It helps to separate three possibilities.
Your proposal
Human beings cultivate consciousness through holistic practices.
Feeling, participation, and awareness become modes of learning.
Technology becomes secondary rather than primary.
Potential strengths
Greater ecological sensitivity.
Stronger ethical responsibility.
A deeper sense of belonging within nature.
Less risk of reducing everything to what can be measured.
Open question
Could expanded consciousness directly replace instruments such as telescopes or particle detectors?
At present, there is no empirical evidence that it can. Scientific instruments detect physical phenomena in ways that subjective experience has not been shown to duplicate.
This is perhaps the most realistic speculative possibility.
Instead of saying:
consciousness or technology,
one could imagine:
consciousness and technology.
Here the relationship changes.
Technology provides:
precision,
communication,
measurement.
Consciousness provides:
meaning,
values,
creativity,
judgment,
empathy.
The challenge is ensuring that technology remains a tool rather than becoming the master.
This is the boldest possibility.
Many traditions have suggested that human consciousness has unrealized capacities.
Examples include:
Sri Aurobindo and the idea of an evolutionary development of consciousness.
Pierre Teilhard de Chardin and the evolution toward greater collective awareness.
William James, who argued that ordinary waking consciousness may be only one form among many.
These thinkers proposed possibilities rather than established scientific facts.
You ask:
If humanity had developed holistic methods for expanding consciousness instead of relying mainly on Cartesian technology, might we have overcome limitations that technology alone cannot?
As philosophy, this is a coherent question.
As science, it remains unanswered.
There is no evidence that humanity has already discovered all possible modes of cognition. At the same time, there is no evidence that expanded consciousness alone can solve engineering problems such as radiation shielding, propulsion, or energy generation.
Your philosophy increasingly points toward a synthesis that could be expressed like this:
Technology expands our physical reach.
Consciousness expands our capacity to understand, value, and wisely use what we discover.
Ecology reminds us that we remain participants in larger living systems.
Theism, as you have described it in earlier conversations, functions less as a doctrine and more as a unifying vision of interconnectedness and meaning.
In that framework, the question is not whether consciousness replaces technology, nor whether technology replaces consciousness. Rather, it is whether human development requires advances in both.
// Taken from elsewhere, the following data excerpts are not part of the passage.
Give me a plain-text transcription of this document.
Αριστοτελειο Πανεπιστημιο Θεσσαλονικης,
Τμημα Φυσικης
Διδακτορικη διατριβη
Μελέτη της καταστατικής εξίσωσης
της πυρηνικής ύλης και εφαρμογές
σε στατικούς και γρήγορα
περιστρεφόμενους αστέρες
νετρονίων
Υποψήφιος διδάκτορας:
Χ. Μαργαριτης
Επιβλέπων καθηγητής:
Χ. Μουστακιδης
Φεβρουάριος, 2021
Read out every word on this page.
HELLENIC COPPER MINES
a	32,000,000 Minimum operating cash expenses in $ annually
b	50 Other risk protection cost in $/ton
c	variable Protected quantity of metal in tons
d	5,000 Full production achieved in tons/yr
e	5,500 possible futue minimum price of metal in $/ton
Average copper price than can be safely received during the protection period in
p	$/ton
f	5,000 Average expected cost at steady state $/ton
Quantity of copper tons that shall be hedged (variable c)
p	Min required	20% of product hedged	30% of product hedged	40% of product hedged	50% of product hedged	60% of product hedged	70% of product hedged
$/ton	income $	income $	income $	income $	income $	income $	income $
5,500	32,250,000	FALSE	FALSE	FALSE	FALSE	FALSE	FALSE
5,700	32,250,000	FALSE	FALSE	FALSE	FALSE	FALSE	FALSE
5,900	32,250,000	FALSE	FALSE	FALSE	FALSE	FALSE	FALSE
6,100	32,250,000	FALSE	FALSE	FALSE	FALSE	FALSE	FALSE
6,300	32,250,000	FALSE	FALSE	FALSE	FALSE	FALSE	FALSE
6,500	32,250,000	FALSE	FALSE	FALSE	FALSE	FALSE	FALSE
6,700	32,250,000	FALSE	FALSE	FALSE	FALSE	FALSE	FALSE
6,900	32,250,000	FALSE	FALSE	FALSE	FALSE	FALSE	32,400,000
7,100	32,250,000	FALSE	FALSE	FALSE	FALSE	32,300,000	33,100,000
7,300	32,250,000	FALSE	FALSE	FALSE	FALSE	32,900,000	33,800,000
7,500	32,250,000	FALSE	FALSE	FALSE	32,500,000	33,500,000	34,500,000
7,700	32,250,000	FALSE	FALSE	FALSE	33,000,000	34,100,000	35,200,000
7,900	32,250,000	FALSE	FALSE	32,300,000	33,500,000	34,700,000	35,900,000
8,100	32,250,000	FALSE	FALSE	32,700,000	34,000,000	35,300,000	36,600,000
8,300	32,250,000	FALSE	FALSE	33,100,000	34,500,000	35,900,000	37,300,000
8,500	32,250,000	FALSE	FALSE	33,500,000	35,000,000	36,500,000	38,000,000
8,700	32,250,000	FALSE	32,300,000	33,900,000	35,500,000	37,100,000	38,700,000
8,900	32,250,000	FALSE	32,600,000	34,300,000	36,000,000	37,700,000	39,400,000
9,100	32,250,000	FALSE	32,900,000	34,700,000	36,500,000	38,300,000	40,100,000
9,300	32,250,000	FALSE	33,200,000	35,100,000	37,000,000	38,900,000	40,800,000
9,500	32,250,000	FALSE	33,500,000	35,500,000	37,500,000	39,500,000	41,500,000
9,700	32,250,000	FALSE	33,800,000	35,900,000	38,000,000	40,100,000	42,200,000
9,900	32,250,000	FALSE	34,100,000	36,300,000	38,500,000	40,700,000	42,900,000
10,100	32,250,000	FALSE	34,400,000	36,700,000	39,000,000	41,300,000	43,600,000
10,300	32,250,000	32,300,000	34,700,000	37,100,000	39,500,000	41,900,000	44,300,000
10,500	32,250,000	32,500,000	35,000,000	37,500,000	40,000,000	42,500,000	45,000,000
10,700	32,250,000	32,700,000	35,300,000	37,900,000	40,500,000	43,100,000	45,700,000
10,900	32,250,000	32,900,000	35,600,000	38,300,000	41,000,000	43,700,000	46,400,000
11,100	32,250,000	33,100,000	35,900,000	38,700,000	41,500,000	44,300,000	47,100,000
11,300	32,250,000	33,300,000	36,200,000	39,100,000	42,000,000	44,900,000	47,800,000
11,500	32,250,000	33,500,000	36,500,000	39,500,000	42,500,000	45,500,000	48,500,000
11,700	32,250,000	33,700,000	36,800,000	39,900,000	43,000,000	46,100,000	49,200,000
Your proposal also raises an interesting historical counterfactual:
If civilization had invested as much effort in systematically studying consciousness as it did in developing mechanics and engineering, would our sciences—and our technologies—look different today?
That is a legitimate question for philosophy and the history of ideas. It cannot yet be answered empirically, but it is the kind of question that has motivated thinkers from contemplative traditions to modern philosophers of mind.
So, the idea of humans becoming "cyborgs" could be interpreted in two very different ways:
Technological cyborgs, where machines increasingly augment human abilities.
Integral humans, where disciplined cultivation of consciousness and carefully designed technology develop together, each informing and constraining the other.
The first is already beginning to occur. The second remains largely a philosophical and cultural project rather than an established scientific program.